Certamente, psicólogos, sociólogos, antropólogos – há muitos em todos os partidos políticos – poderiam deter-se sobre esse, digamos, desejo, essa necessidade de autoflagelação que freqüentemente existe no Brasil. Só para mencionar, en passant, na questão, por exemplo, do Conselho de Segurança. Já mencionei isso algumas vezes, até numa entrevista à revista Veja – não sei o que vai aparecer; a entrevista foi feita, mas, naturalmente, o que será publicado não depende do que falei. No caso do Conselho de Segurança, estamos juntos numa empreitada que envolve a 2ª maior economia do mundo, que é o Japão; a 3ª maior economia do mundo, que é a Alemanha; o 2º país mais populoso do mundo, que, em breve, será o país mais populoso, que é a Índia; e o Brasil. Assim, não é uma empreitada de loucos e cegos caminhando num deserto. Ela pode não dar certo, é uma outra questão, mas ela é vista com respeito e com desejo de que seja concretizada positivamente nesses países. O único país em que vejo – certamente, não é a maioria da opinião pública brasileira, porque também não tenho acesso a todas as pesquisas que são feitas, mas tenho acesso a algumas e vejo que a política internacional continua sendo a mais bem avaliada e a de menor avaliação negativa.
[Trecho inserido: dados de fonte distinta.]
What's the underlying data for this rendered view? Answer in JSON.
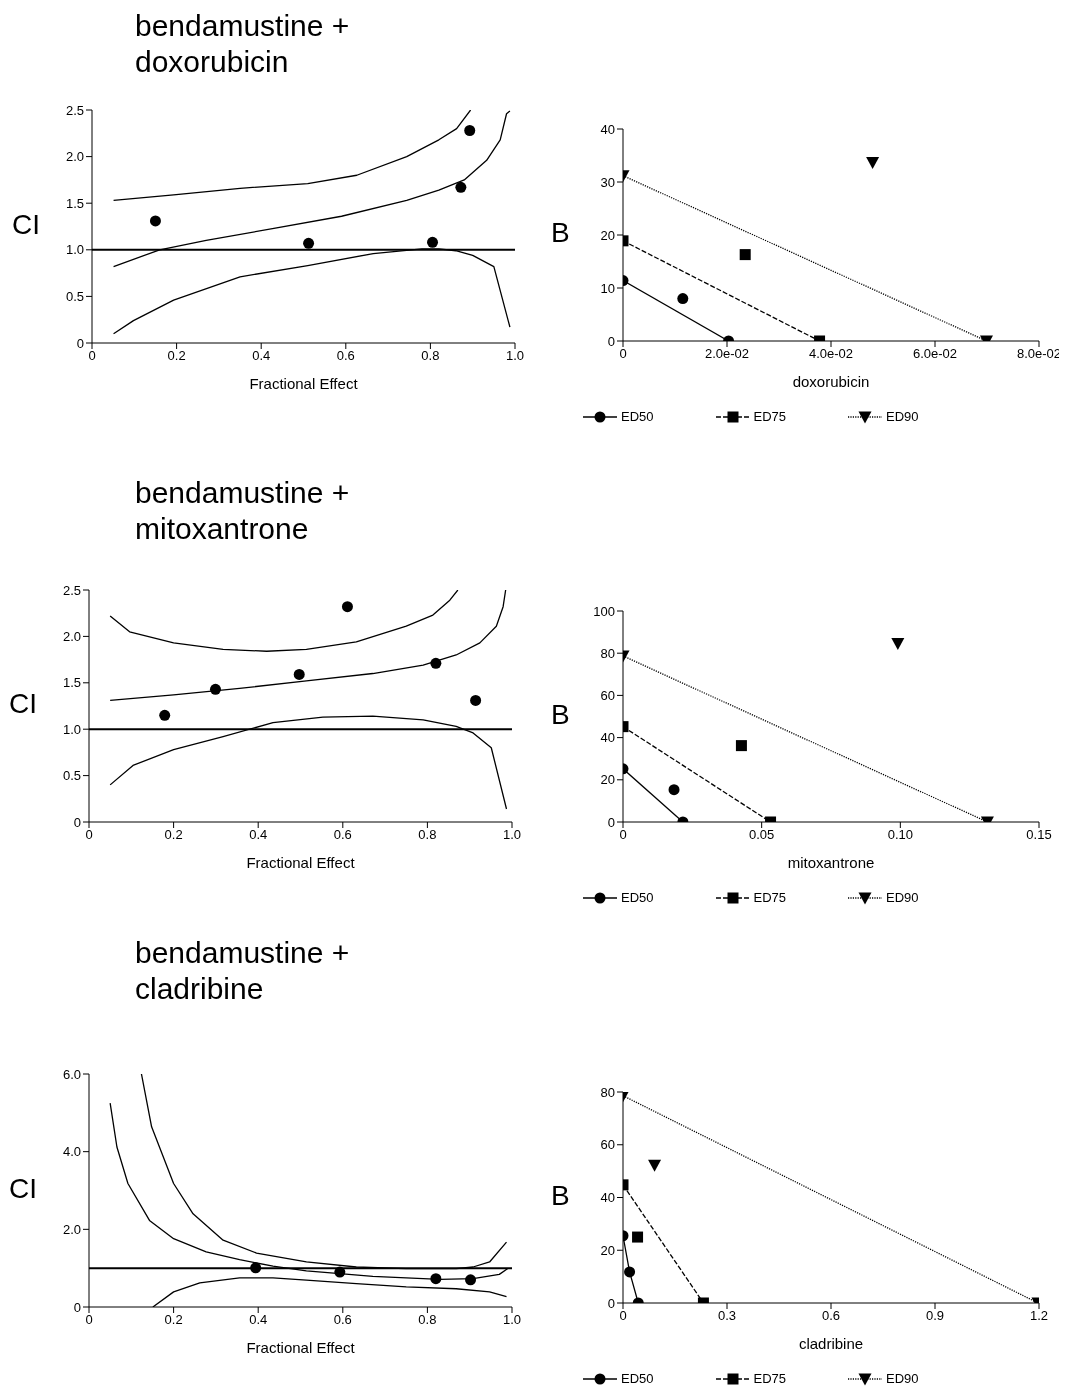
{
  "chart_data": [
    {
      "type": "line",
      "title": "bendamustine + doxorubicin",
      "xlabel": "Fractional Effect",
      "ylabel": "CI",
      "xlim": [
        0,
        1
      ],
      "ylim": [
        0,
        2.5
      ],
      "xticks": [
        0,
        0.2,
        0.4,
        0.6,
        0.8,
        {
          "value": 1,
          "label": "1.0"
        }
      ],
      "yticks": [
        0,
        0.5,
        {
          "value": 1,
          "label": "1.0"
        },
        1.5,
        {
          "value": 2,
          "label": "2.0"
        },
        2.5
      ],
      "ref_lines": [
        {
          "axis": "y",
          "value": 1
        }
      ],
      "series": [
        {
          "type": "scatter",
          "color": "#000000",
          "marker": "circle",
          "x": [
            0.15,
            0.512,
            0.805,
            0.872,
            0.893
          ],
          "values": [
            1.31,
            1.07,
            1.08,
            1.67,
            2.28
          ]
        },
        {
          "color": "#000000",
          "x": [
            0.051,
            0.16,
            0.27,
            0.43,
            0.59,
            0.744,
            0.82,
            0.88,
            0.933,
            0.965,
            0.98,
            0.988
          ],
          "values": [
            0.82,
            1.0,
            1.1,
            1.23,
            1.36,
            1.53,
            1.64,
            1.75,
            1.96,
            2.18,
            2.46,
            2.49
          ]
        },
        {
          "color": "#000000",
          "x": [
            0.051,
            0.193,
            0.35,
            0.51,
            0.626,
            0.744,
            0.82,
            0.862,
            0.895
          ],
          "values": [
            1.53,
            1.59,
            1.66,
            1.71,
            1.8,
            2.0,
            2.18,
            2.3,
            2.5
          ]
        },
        {
          "color": "#000000",
          "x": [
            0.051,
            0.098,
            0.193,
            0.35,
            0.51,
            0.665,
            0.78,
            0.82,
            0.86,
            0.9,
            0.95,
            0.988
          ],
          "values": [
            0.1,
            0.24,
            0.46,
            0.71,
            0.83,
            0.96,
            1.01,
            1.01,
            0.99,
            0.94,
            0.82,
            0.17
          ]
        }
      ]
    },
    {
      "type": "line",
      "xlabel": "doxorubicin",
      "ylabel": "B",
      "xlim": [
        0,
        0.08
      ],
      "ylim": [
        0,
        40
      ],
      "xticks": [
        0,
        {
          "value": 0.02,
          "label": "2.0e-02"
        },
        {
          "value": 0.04,
          "label": "4.0e-02"
        },
        {
          "value": 0.06,
          "label": "6.0e-02"
        },
        {
          "value": 0.08,
          "label": "8.0e-02"
        }
      ],
      "yticks": [
        0,
        10,
        20,
        30,
        40
      ],
      "legend": "bottom",
      "series": [
        {
          "name": "ED50",
          "color": "#000000",
          "marker": "circle",
          "line_style": "solid",
          "x": [
            0,
            0.0203
          ],
          "values": [
            11.4,
            0
          ]
        },
        {
          "name": "ED75",
          "color": "#000000",
          "marker": "square",
          "line_style": "dashed",
          "x": [
            0,
            0.0378
          ],
          "values": [
            18.9,
            0
          ]
        },
        {
          "name": "ED90",
          "color": "#000000",
          "marker": "triangle",
          "line_style": "dotted",
          "x": [
            0,
            0.0699
          ],
          "values": [
            31.2,
            0
          ]
        },
        {
          "type": "scatter",
          "color": "#000000",
          "marker": "circle",
          "x": [
            0.0115
          ],
          "values": [
            8.0
          ]
        },
        {
          "type": "scatter",
          "color": "#000000",
          "marker": "square",
          "x": [
            0.0235
          ],
          "values": [
            16.3
          ]
        },
        {
          "type": "scatter",
          "color": "#000000",
          "marker": "triangle",
          "x": [
            0.048
          ],
          "values": [
            33.7
          ]
        }
      ]
    },
    {
      "type": "line",
      "title": "bendamustine + mitoxantrone",
      "xlabel": "Fractional Effect",
      "ylabel": "CI",
      "xlim": [
        0,
        1
      ],
      "ylim": [
        0,
        2.5
      ],
      "xticks": [
        0,
        0.2,
        0.4,
        0.6,
        0.8,
        {
          "value": 1,
          "label": "1.0"
        }
      ],
      "yticks": [
        0,
        0.5,
        {
          "value": 1,
          "label": "1.0"
        },
        1.5,
        {
          "value": 2,
          "label": "2.0"
        },
        2.5
      ],
      "ref_lines": [
        {
          "axis": "y",
          "value": 1
        }
      ],
      "series": [
        {
          "type": "scatter",
          "color": "#000000",
          "marker": "circle",
          "x": [
            0.179,
            0.299,
            0.497,
            0.611,
            0.82,
            0.914
          ],
          "values": [
            1.15,
            1.43,
            1.59,
            2.32,
            1.71,
            1.31
          ]
        },
        {
          "color": "#000000",
          "x": [
            0.05,
            0.2,
            0.356,
            0.514,
            0.671,
            0.79,
            0.868,
            0.924,
            0.963,
            0.979,
            0.985
          ],
          "values": [
            1.31,
            1.37,
            1.44,
            1.52,
            1.6,
            1.69,
            1.8,
            1.93,
            2.11,
            2.32,
            2.5
          ]
        },
        {
          "color": "#000000",
          "x": [
            0.05,
            0.096,
            0.2,
            0.317,
            0.42,
            0.514,
            0.632,
            0.75,
            0.813,
            0.853,
            0.872
          ],
          "values": [
            2.22,
            2.05,
            1.93,
            1.86,
            1.84,
            1.86,
            1.94,
            2.11,
            2.23,
            2.39,
            2.5
          ]
        },
        {
          "color": "#000000",
          "x": [
            0.05,
            0.104,
            0.2,
            0.317,
            0.435,
            0.553,
            0.671,
            0.79,
            0.868,
            0.908,
            0.951,
            0.987
          ],
          "values": [
            0.4,
            0.61,
            0.78,
            0.92,
            1.07,
            1.13,
            1.14,
            1.1,
            1.03,
            0.96,
            0.8,
            0.14
          ]
        }
      ]
    },
    {
      "type": "line",
      "xlabel": "mitoxantrone",
      "ylabel": "B",
      "xlim": [
        0,
        0.15
      ],
      "ylim": [
        0,
        100
      ],
      "xticks": [
        0,
        0.05,
        {
          "value": 0.1,
          "label": "0.10"
        },
        0.15
      ],
      "yticks": [
        0,
        20,
        40,
        60,
        80,
        100
      ],
      "legend": "bottom",
      "series": [
        {
          "name": "ED50",
          "color": "#000000",
          "marker": "circle",
          "line_style": "solid",
          "x": [
            0,
            0.0216
          ],
          "values": [
            25.2,
            0
          ]
        },
        {
          "name": "ED75",
          "color": "#000000",
          "marker": "square",
          "line_style": "dashed",
          "x": [
            0,
            0.0532
          ],
          "values": [
            45.2,
            0
          ]
        },
        {
          "name": "ED90",
          "color": "#000000",
          "marker": "triangle",
          "line_style": "dotted",
          "x": [
            0,
            0.1314
          ],
          "values": [
            78.7,
            0
          ]
        },
        {
          "type": "scatter",
          "color": "#000000",
          "marker": "circle",
          "x": [
            0.0184
          ],
          "values": [
            15.3
          ]
        },
        {
          "type": "scatter",
          "color": "#000000",
          "marker": "square",
          "x": [
            0.0427
          ],
          "values": [
            36.2
          ]
        },
        {
          "type": "scatter",
          "color": "#000000",
          "marker": "triangle",
          "x": [
            0.0991
          ],
          "values": [
            84.6
          ]
        }
      ]
    },
    {
      "type": "line",
      "title": "bendamustine + cladribine",
      "xlabel": "Fractional Effect",
      "ylabel": "CI",
      "xlim": [
        0,
        1
      ],
      "ylim": [
        0,
        6
      ],
      "xticks": [
        0,
        0.2,
        0.4,
        0.6,
        0.8,
        {
          "value": 1,
          "label": "1.0"
        }
      ],
      "yticks": [
        0,
        {
          "value": 2,
          "label": "2.0"
        },
        {
          "value": 4,
          "label": "4.0"
        },
        {
          "value": 6,
          "label": "6.0"
        }
      ],
      "ref_lines": [
        {
          "axis": "y",
          "value": 1
        }
      ],
      "series": [
        {
          "type": "scatter",
          "color": "#000000",
          "marker": "circle",
          "x": [
            0.394,
            0.593,
            0.82,
            0.902
          ],
          "values": [
            1.01,
            0.9,
            0.73,
            0.7
          ]
        },
        {
          "color": "#000000",
          "x": [
            0.05,
            0.066,
            0.092,
            0.143,
            0.2,
            0.277,
            0.356,
            0.435,
            0.514,
            0.593,
            0.671,
            0.75,
            0.83,
            0.908,
            0.97,
            0.99
          ],
          "values": [
            5.25,
            4.12,
            3.18,
            2.23,
            1.76,
            1.42,
            1.22,
            1.05,
            0.93,
            0.86,
            0.79,
            0.75,
            0.71,
            0.73,
            0.84,
            0.99
          ]
        },
        {
          "color": "#000000",
          "x": [
            0.124,
            0.148,
            0.2,
            0.246,
            0.317,
            0.396,
            0.514,
            0.632,
            0.75,
            0.868,
            0.908,
            0.947,
            0.987
          ],
          "values": [
            6.0,
            4.64,
            3.18,
            2.4,
            1.72,
            1.39,
            1.16,
            1.03,
            0.99,
            0.99,
            1.03,
            1.16,
            1.67
          ]
        },
        {
          "color": "#000000",
          "x": [
            0.151,
            0.2,
            0.262,
            0.356,
            0.435,
            0.514,
            0.632,
            0.75,
            0.868,
            0.947,
            0.987
          ],
          "values": [
            0,
            0.39,
            0.62,
            0.75,
            0.75,
            0.69,
            0.6,
            0.52,
            0.47,
            0.39,
            0.27
          ]
        }
      ]
    },
    {
      "type": "line",
      "xlabel": "cladribine",
      "ylabel": "B",
      "xlim": [
        0,
        1.2
      ],
      "ylim": [
        0,
        80
      ],
      "xticks": [
        0,
        0.3,
        0.6,
        0.9,
        1.2
      ],
      "yticks": [
        0,
        20,
        40,
        60,
        80
      ],
      "legend": "bottom",
      "series": [
        {
          "name": "ED50",
          "color": "#000000",
          "marker": "circle",
          "line_style": "solid",
          "x": [
            0,
            0.019,
            0.044
          ],
          "values": [
            25.5,
            11.8,
            0
          ]
        },
        {
          "name": "ED75",
          "color": "#000000",
          "marker": "square",
          "line_style": "dashed",
          "x": [
            0,
            0.232
          ],
          "values": [
            44.8,
            0
          ]
        },
        {
          "name": "ED90",
          "color": "#000000",
          "marker": "triangle",
          "line_style": "dotted",
          "x": [
            0,
            1.197
          ],
          "values": [
            78.6,
            0
          ]
        },
        {
          "type": "scatter",
          "color": "#000000",
          "marker": "square",
          "x": [
            0.042
          ],
          "values": [
            25.0
          ]
        },
        {
          "type": "scatter",
          "color": "#000000",
          "marker": "triangle",
          "x": [
            0.091
          ],
          "values": [
            52.2
          ]
        }
      ]
    }
  ]
}
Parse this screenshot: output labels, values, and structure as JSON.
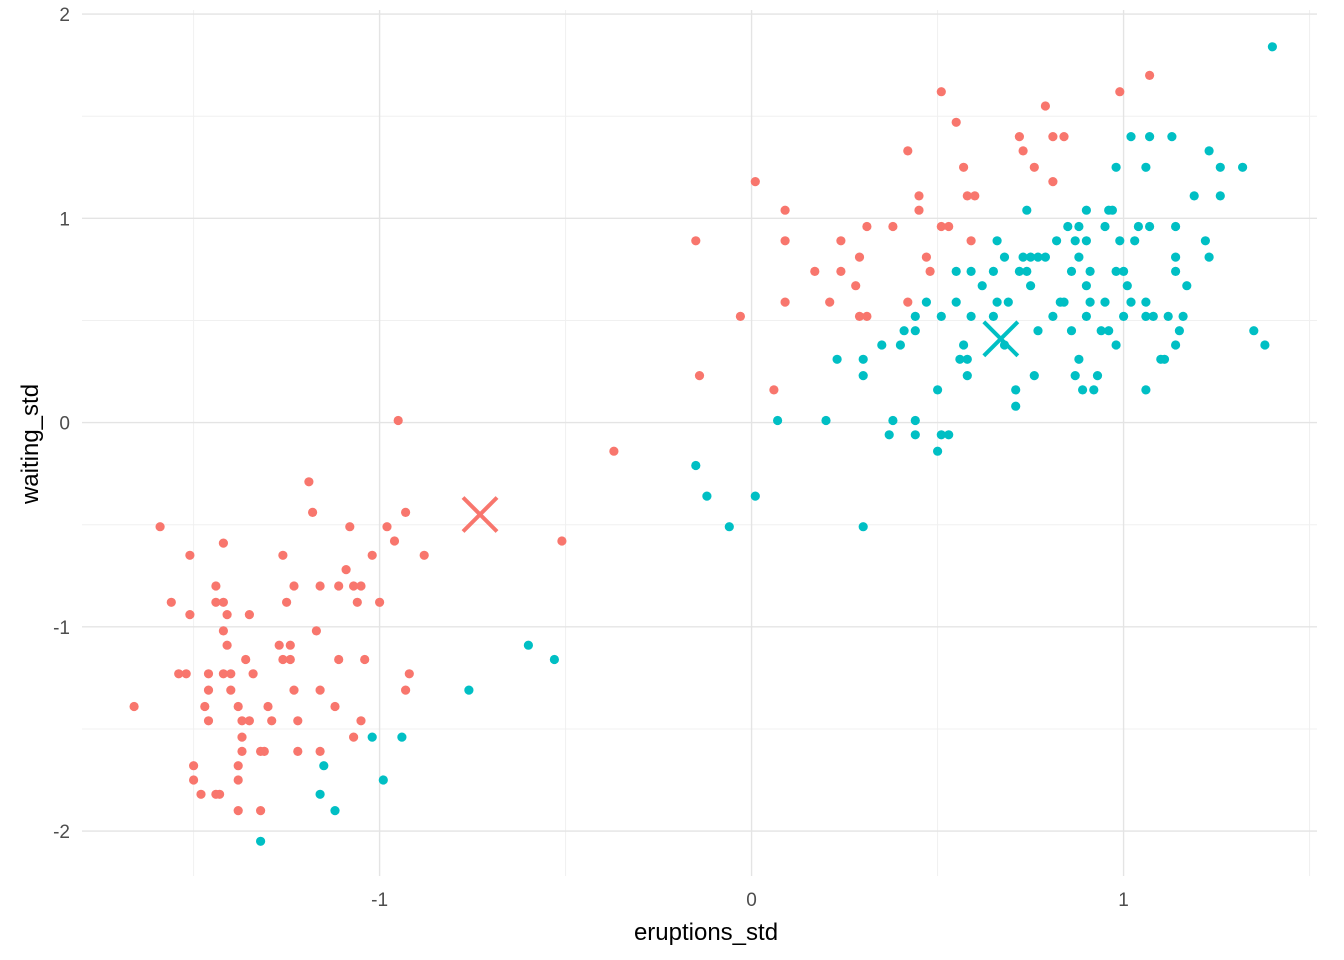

Mas isso é o povo, e nem sempre o que o povo diz se reflete nas manchetes. E também não fazemos política para ter avaliação, estou apenas fazendo uma constatação. Mas há, em contraste com o que ocorre nesses três outros países, como procurei mostrar pelas manchetes de jornais, uma constante busca de diminuir os resultados, de amplificar os problemas.

E isso é algo que realmente desafia – creio eu – pessoas muito mais competentes do que eu, que possam analisar, o que na época dos governos militares chamavam-se de fatores psicossociais – embora não goste dessa palavra. Não quero dizer que a política externa seja um mar de rosas, que não haja problemas, que não haja dificuldades. É evidente que existem, mas há um fenômeno psicológico que deveria ser estudado, sinceramente, acho que ele deveria ser estudado. Vejamos o conteúdo das críticas. Até gostaria de mencionar isso porque, muitas vezes, essas críticas apontam em direções contrárias. Freqüentemente ouço de críticos da imprensa ou outras pessoas importantes da intelectualidade brasileira que “a política externa do Governo Lula é mera estridência, é puramente espalhafato, ela não mudou nada.” Em seguida, vemos a crítica contrária: “o PT se apoderou da política externa. A política externa, que costumava ser de Estado, virou algo ideológico”. Então, é a crítica oposta. Não estou dizendo qual delas é certa, mas as duas não podem estar certas ao mesmo tempo. Depois vou me deter sobre cada uma delas. Há uma crítica também freqüente sobre uma eventual falta de padrões éticos nas nossas votações, tomando-se sempre como exemplo a Comissão de Direitos Humanos. Há as críticas, já mencionadas, que mostram falta de percepção ou persistente alusão ao fato de que tudo na política externa, desde a visita de africanos, a concessão de status de nação mais favorecida para a China – sobre a qual posso também falar abundantemente se for necessário –, até a política na América do Sul, de que tudo tem a ver com o Conselho de Segurança.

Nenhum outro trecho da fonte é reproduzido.